Reportagen

Von Hohenstein-Ernstthal in die weite Welt

Die Karl-May-Straße lag am Abend des 4. September im warmen Abendlicht. Für einen Moment glaubte man sich in dieser Stadt am Südhang des Pfaffenberges nach Italien versetzt. Doch Hohenstein-Ernstthal liegt in Sachsen und wir stehen vor dem Geburtshaus von Karl May auf der Karl-May-Straße 54.

Der große Dichter könnte jeden Augenblick in der Tür seines Elternhauses stehen.

Ein Relief erinnert an den großen Sohn der Stadt, der Geschichten zu erzählen vermochte für ein breites Publikum und gleichzeitig in der Weimarer Tradition die Verständigung zwischen Menschen unterschiedlicher Kulturen beförderte.

Gegenüber des May-Geburtshauses, in der Karl-May-Straße 51, hat der Geschichtsverein Hohenstein-Ernstthal seinen Sitz. An diesem Abend sollte Andreas Eichler, ein promovierter Philosoph, über einen anderen großen Sohn Hohenstein-Ernstthals vortragen: Gotthilf Heinrich Schubert (26.4.1780–1.7.1860).

Eichler stellte diesmal zügig den Lebensweg des Hohensteiner Pfarrerssohnes vor, der in der Familie bereits eine vorzügliche klassische Bildung erhielt, und sich gleichzeitig das Wissen über Steine, Pflanzen und Tiere seiner Heimat aneignete.  Er wollte ein Entdecker werden, wie Alexander von Humboldt.

Das Gymnasium in Weimar (Schüler von Johann Gottfried Herder), Studium in Leipzig und Jena (Schüler von Johann Wilhelm Ritter und Friedrich Wilhelm Joseph Schelling) absolvierte er mit hohem Einsatz, stand bereits in den frühen Morgenstunden auf, lebte nach strenger Diät, mitunter hatte er auch einfach kein Geld für ausreichende Ernährung, und las bereits vor den Lehrveranstaltungen klassische Texte und naturwissenschaftliche Werke. Zu Fuß besuchte er die Eltern Ostern und Weihnachten. Schiffsarzt war sein nächstes Ziel, um die Entdeckungen fremder Kulturen und Natur zu verwirklichen.

Doch nach seiner Promotion in Medizin heiratete Schubert und gab seine Entdeckerpläne auf. Die junge Familie ließ sich in Altenburg nieder. 1805 verzogen Schubert und seine junge Frau nach Freiberg. Hier wollte er nocheinmal bei Abraham Werner Geognosie, die Lehre von der Erdentstehung studieren. Schubert schrieb dort an einer »Allgemeinen Geschichte der Natur« und an Lehrbüchern der Geologie und Mineralogie. Mitstudenten bei Werner waren A. W. v. Herder, W. A. Lampadius, Ralenbeck, K. von Raumer,  M. von Engelhardt, Beltheim, von Charpentier, von Scharner, von Przystanowski.

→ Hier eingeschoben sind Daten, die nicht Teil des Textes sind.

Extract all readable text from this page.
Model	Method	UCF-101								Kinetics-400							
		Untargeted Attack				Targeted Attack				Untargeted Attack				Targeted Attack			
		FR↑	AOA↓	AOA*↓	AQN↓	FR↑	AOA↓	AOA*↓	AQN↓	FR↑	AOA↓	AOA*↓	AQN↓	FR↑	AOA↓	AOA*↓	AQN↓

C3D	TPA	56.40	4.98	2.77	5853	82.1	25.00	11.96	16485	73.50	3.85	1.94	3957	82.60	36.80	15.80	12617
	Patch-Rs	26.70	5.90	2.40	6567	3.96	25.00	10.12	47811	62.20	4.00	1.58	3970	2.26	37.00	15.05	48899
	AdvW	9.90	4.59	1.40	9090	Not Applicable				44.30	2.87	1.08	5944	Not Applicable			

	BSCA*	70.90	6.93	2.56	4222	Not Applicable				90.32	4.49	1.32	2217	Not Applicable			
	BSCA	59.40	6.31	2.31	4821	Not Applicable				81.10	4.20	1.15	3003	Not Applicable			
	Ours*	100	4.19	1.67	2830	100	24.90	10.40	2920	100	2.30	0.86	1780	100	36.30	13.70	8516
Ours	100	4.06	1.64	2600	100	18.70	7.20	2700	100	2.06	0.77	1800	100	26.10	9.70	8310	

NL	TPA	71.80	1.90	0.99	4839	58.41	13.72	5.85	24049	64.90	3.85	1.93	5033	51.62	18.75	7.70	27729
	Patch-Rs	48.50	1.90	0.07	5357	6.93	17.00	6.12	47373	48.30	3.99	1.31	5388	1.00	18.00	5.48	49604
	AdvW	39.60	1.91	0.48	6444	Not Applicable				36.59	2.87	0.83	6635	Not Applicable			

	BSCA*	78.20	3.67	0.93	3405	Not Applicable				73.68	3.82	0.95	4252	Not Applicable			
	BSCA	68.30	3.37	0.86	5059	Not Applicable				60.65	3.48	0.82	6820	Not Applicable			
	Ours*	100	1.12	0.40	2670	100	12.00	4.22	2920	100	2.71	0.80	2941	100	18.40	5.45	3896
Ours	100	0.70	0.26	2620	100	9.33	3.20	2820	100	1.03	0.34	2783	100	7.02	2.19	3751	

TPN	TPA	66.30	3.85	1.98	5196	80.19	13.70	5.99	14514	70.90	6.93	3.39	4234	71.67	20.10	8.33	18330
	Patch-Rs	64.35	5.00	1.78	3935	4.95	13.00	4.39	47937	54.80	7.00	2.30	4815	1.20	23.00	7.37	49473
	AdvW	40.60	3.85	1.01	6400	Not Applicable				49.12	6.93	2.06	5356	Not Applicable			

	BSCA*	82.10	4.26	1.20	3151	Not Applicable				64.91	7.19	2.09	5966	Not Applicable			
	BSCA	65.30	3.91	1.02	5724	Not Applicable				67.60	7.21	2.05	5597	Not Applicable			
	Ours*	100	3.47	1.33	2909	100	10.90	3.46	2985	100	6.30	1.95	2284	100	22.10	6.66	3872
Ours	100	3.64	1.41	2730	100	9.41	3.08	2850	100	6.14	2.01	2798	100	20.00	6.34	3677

Im Herbst 1806 reiste diejunge Familie, in Freiberg wurde ihr eine Tochter geboren, nach Dresden. Ihnen entgegen marschierten die preußischen Truppen, um die eingedrungenen französischen Eroberer abzuwehren.

In Dresden wurden Schuberts von den Freunden Köthe, Wetzel, Krause, Hartmann, Dippold und anderen empfangen. Die Familie wohnte im Haus des Malers Gerhard von Kügelgen in der Altstadt. (Der Umzugg in die Neustadt erfolgte erst später) Im Hause der Familie von Kügelgen traf Schubert andere Intellektuelle: Oehlenschläger, von Engelhardt, von Raumer, Fernow, Seume, Thiersch, C. D. Friedrich, P. Cornelius, Julius Schnorr v. Carolsfeld, von Kleist, Müller, von Pfuehl, A. Schlegel, F. Schlegel, Madame de Stael und andere.

Im Winter 1807/1808 hielt Schubert gemeinsam mit Adam Müller im Palais Carlowitz Abendvorträge. Schubert nannte die seinigen »Ansichten über die Nachtseiten der Naturwissenschaften«. Er versuchte Licht in das Dunkel von Erscheinungen zu  bringen, die die Wissenschaft bis dahin ignorierte. Zugleich monierte er die starren Disziplinengrenzen an den Universitäten, die fortschreitende Umweltzerstörung, die imperiale Kriegführung und die herablassende Behandlung fremder Kulturen.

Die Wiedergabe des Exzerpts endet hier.